After unveiling a new cover song by some of its favorite artists and biggest influences each month since February, Midtown has rounded up those four tracks for an EP cheekily titled We’re Too Old To Write New Songs So Here’s Some Songs We Didn’t Write.
Alongside the project’s release came a visualizer for its final song, “Safely” by Hot Rod Circuit. The EP follows Midtown’s return to the road last year for its first shows since 2014, which ranged from headlining mid-sized amphitheaters to appearing at festivals like Riot Fest and opening arenas for My Chemical Romance.
“We just wanted to share some of our influences and also put a spotlight on some of the other acts that were from our scene around the same time,” vocalist and bassist Gabe Saporta told SPIN over lunch in Los Angeles. “Hot Rod Circuit was a band that we played with on tour, and we’re great friends with them, but I felt like they never really got their due as artists and songwriters. I just think this song is so well-written. It’s one of those songs you still want to put on 20 years later, and I think it’s worth sharing.”
In addition to the new Hot Rod Circuit track, the EP also features a song each from vintage Midtown favorites Lagwagon (“Know It All”) and two of Saporta’s biggest lyrical influences: Pavement (“Cut Your Hair”) and Elvis Costello (“Pump It Up”). Saporta admitted to borrowing a lyric or two from those acts for different Midtown songs, but that didn’t make the song selection process any easier.
“There were a lot of songs that we were excited about that did not make the cut, so the fun thing about doing this and getting a reaction is that it leaves the door open if we ever want to do it again,” Saporta said. “I don’t even like calling it ‘covers.’ I think of them as tributes. It’s not like we’re covering the new Miley Cyrus song on Punk Goes Pop. That’s not what this is. We wanted to hit something from every bucket that inspired us.”
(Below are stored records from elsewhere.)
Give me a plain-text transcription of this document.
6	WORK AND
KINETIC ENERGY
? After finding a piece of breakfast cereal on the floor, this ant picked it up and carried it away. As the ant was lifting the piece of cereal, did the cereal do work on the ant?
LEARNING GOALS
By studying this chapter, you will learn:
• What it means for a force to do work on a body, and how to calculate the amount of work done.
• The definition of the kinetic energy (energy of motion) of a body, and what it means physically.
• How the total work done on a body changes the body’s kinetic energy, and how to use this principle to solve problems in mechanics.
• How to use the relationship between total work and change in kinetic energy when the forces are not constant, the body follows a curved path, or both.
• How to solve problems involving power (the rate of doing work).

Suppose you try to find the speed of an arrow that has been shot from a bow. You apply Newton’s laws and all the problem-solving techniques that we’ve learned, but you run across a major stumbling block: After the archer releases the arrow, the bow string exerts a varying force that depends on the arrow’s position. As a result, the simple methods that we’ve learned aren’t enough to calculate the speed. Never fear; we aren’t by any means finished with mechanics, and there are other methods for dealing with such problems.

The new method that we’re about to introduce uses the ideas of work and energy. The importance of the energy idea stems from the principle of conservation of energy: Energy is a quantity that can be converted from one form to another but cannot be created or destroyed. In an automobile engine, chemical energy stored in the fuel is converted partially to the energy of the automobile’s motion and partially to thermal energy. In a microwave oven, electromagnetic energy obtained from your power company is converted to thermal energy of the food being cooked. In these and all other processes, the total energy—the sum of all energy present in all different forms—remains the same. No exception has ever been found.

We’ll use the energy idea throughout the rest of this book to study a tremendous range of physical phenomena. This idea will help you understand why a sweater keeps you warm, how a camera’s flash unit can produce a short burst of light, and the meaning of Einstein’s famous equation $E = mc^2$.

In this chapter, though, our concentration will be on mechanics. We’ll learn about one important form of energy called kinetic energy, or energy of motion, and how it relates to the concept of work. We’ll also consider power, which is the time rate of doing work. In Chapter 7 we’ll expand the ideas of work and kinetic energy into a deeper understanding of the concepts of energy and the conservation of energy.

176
With Saporta having built a life for himself in Southern California, the 43-year-old recorded the EP’s vocals across the country while guitarists Tyler Rann and Heath Saraceno and drummer Rob Hitt recorded in New York. The division is a perfect representation of the compromises Midtown is keen to make to keep the band in existence, while still maintaining its members’ home lives as fathers. In other words, Midtown is likely never going to be back full-time or put out another major album, but its also hoping to not take nearly a decade off between shows anymore.
“We’re not re-launching Midtown, so it was almost like going to a high school reunion and getting to see your friends who you haven’t seen in 10 years,” Saporta said. “We also got to play some arenas, but honestly, the headline shows were more fun to me than the arenas — being there with people we haven’t seen in forever and they’re singing every word. It’s just a celebration, and I’d like to be able to do reunions once a year or every couple of years, if possible.”